Proving Orthogonal Curves at Intersection Point

[gokugreene]

How do I prove that two curves are orthogonal when they interest each other at a specific point?

Do I just take the derivative of both and compare the slopes?
The slopes should be negative reciprocals of each other, correct?

 

[mathwonk]

well since you have good ideas, what would convince you they are right?

 

[gokugreene]

I believe I am correct; however, I do wish to prove it.
I need two equations that are orthogonal.
I can't find any in my Calculus book.

Thanks

 

[mathwonk]

do you mean you want the definition of orthogonal curves? to me it would be as you assume, i.e. at least for smooth curves, that their tangent lines are orthogonal.

 

[gokugreene]

Yea that works, but do you have any equations I could play with?

Thanks :)

 

[arildno]

You've got the basic idea, so what's stopping you from developing that idea into an equation?

 

[HallsofIvy]

Do you mean you want examples?


y= x is orthogonal to y= -x!

Can you find the equation of the line orthogonal to y= x² at (1,1)?

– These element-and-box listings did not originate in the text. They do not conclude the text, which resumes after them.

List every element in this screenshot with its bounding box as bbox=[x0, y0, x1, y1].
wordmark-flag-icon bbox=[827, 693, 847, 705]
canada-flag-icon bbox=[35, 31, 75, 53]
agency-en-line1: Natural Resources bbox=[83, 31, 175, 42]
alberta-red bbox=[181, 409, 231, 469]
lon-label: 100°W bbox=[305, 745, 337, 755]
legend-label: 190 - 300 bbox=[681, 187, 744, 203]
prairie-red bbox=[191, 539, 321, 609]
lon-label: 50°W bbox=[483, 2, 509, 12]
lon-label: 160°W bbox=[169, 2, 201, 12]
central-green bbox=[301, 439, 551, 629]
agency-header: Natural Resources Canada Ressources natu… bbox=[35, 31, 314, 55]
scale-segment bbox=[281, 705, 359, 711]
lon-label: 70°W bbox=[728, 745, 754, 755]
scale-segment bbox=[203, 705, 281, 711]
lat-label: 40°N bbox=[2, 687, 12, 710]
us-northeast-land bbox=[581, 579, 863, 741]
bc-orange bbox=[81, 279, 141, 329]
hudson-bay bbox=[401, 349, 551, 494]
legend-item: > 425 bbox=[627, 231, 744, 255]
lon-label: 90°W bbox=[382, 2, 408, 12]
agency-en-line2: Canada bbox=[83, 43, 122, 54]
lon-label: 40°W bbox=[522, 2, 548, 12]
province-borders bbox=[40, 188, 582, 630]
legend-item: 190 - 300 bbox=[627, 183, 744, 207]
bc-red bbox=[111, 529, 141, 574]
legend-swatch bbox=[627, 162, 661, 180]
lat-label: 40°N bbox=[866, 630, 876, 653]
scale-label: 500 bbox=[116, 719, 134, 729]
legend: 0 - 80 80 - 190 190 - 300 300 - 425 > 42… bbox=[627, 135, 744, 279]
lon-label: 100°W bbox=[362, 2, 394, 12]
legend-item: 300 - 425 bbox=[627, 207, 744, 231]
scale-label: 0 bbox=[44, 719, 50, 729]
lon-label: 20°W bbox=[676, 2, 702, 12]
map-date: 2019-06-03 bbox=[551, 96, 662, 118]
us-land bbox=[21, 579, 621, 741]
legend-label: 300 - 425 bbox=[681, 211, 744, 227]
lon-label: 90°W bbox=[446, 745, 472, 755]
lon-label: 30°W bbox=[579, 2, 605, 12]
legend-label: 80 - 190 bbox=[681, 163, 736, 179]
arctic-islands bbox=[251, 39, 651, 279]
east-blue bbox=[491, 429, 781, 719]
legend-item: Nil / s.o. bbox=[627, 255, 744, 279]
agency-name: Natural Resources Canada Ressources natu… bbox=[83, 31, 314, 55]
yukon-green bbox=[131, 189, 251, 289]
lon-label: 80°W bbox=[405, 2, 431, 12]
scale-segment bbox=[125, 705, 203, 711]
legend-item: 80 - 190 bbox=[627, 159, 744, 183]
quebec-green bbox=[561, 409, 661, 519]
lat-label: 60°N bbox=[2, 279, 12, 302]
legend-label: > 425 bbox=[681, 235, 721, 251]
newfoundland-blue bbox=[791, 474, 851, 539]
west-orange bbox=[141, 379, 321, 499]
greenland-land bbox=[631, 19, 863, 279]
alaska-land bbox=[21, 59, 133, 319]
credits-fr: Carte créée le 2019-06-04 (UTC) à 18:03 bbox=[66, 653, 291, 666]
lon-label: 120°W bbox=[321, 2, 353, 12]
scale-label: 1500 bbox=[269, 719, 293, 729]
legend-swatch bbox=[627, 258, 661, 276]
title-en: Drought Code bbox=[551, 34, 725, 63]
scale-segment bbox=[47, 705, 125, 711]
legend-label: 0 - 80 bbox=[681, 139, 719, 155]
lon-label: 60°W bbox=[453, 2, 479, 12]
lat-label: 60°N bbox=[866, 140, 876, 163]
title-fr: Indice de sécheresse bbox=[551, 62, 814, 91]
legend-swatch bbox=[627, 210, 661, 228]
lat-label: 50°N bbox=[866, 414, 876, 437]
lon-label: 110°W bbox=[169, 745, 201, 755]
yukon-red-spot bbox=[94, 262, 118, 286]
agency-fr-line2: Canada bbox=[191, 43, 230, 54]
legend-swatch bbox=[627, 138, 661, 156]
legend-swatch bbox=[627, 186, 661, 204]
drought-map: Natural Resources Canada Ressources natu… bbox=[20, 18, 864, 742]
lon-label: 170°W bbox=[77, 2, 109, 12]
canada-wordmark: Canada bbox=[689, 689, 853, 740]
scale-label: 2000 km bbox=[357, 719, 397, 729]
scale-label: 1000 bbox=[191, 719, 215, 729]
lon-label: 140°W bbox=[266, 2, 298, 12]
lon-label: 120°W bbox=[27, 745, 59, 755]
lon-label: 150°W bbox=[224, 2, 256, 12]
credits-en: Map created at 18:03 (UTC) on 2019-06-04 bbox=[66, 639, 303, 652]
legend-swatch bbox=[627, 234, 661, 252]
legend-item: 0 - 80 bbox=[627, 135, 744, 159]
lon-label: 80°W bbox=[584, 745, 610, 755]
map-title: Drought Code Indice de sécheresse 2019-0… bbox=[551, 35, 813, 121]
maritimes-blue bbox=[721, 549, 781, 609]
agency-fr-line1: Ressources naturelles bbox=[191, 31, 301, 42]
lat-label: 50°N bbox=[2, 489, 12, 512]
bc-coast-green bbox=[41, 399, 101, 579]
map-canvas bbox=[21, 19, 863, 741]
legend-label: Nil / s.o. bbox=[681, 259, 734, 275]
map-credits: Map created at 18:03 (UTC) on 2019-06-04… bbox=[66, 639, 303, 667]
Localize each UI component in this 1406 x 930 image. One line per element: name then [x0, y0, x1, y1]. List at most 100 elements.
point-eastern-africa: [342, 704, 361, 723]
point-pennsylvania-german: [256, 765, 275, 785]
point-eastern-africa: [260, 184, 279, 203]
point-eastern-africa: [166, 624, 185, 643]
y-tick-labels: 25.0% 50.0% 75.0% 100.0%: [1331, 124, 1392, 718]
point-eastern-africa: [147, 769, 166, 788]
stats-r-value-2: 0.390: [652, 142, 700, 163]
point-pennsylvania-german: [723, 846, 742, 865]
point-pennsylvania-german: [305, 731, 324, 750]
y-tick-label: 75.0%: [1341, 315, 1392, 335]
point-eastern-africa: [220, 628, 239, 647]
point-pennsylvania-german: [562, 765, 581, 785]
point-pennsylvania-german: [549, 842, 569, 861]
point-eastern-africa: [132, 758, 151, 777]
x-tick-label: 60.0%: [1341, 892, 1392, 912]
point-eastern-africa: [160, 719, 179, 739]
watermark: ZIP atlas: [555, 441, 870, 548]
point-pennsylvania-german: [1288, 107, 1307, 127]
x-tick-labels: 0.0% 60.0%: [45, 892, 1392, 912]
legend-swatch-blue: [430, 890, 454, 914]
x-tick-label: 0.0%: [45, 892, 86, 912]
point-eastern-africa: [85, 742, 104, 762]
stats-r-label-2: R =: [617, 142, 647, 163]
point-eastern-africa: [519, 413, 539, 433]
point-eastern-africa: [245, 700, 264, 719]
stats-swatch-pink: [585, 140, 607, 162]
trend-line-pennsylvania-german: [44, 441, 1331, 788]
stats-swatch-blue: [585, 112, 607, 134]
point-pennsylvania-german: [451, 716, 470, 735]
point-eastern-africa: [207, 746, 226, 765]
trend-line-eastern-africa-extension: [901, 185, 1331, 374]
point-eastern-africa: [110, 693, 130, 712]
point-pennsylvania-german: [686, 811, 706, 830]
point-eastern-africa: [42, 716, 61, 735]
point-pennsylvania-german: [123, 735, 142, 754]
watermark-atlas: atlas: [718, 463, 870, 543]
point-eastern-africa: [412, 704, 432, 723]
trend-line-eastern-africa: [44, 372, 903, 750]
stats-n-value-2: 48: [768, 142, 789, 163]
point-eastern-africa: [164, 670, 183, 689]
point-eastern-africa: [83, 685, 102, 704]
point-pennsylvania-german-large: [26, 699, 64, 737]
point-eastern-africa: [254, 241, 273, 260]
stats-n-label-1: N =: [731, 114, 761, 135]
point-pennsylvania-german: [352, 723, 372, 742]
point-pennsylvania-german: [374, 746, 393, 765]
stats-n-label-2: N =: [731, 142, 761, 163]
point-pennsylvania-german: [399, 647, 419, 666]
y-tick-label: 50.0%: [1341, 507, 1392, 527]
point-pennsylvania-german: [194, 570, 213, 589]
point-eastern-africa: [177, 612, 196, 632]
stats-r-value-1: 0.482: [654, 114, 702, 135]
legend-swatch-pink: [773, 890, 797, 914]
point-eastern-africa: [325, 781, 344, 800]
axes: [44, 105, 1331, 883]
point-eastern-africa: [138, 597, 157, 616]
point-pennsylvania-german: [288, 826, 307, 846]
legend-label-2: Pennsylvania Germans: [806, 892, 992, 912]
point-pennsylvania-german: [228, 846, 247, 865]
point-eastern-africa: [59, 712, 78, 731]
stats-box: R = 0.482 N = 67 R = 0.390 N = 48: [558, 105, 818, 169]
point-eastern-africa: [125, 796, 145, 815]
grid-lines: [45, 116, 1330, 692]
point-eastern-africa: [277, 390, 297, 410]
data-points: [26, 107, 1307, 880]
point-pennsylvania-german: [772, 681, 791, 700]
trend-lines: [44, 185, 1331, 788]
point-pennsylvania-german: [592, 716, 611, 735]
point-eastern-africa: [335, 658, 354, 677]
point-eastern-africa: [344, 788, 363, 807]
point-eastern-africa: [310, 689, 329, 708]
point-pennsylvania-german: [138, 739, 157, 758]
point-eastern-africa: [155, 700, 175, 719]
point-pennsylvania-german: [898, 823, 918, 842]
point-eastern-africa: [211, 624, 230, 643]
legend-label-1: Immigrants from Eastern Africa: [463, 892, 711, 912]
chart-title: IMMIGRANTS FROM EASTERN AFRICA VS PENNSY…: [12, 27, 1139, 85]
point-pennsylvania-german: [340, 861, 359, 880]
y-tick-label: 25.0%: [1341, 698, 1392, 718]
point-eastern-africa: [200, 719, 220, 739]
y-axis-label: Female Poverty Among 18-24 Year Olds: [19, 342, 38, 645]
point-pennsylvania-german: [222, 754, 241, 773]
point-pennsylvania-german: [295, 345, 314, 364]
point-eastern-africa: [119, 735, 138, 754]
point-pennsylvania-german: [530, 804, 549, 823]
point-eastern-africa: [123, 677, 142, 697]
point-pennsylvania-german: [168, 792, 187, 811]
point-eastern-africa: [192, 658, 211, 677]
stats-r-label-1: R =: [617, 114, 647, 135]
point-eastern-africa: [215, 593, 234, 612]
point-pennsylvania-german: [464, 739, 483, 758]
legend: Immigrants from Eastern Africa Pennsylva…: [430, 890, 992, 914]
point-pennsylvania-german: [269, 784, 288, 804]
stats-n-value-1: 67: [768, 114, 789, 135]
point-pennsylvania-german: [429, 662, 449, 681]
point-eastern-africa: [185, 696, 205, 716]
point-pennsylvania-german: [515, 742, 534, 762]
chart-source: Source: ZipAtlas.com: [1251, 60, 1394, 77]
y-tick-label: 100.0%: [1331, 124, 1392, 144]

(Find the derivative of x² at x= 1. Yes, the slope of a line orthogonal to that is the negative of the reciprocal of the derivative.)

A common problem in differential equations is to find the family of curves orthogonal to a given family: To find the set of all curves orthogonal to the family of curves
xy= a, differentiate with respect to x: y+ xy'= 0 (thus eliminating the constant a).
Then y'= -y/x at each point (except x= 0). Any curve orthogonal to that must have
y'= x/y or yy'= x so (1/2)y²= (1/2)x²+ C or
x²- y²= c (c= -2C). The family of curves orthogonal to the hyperbolas having the axes as asymptotes is the family of hyperbolas having y= x and y= -x as asymptotes.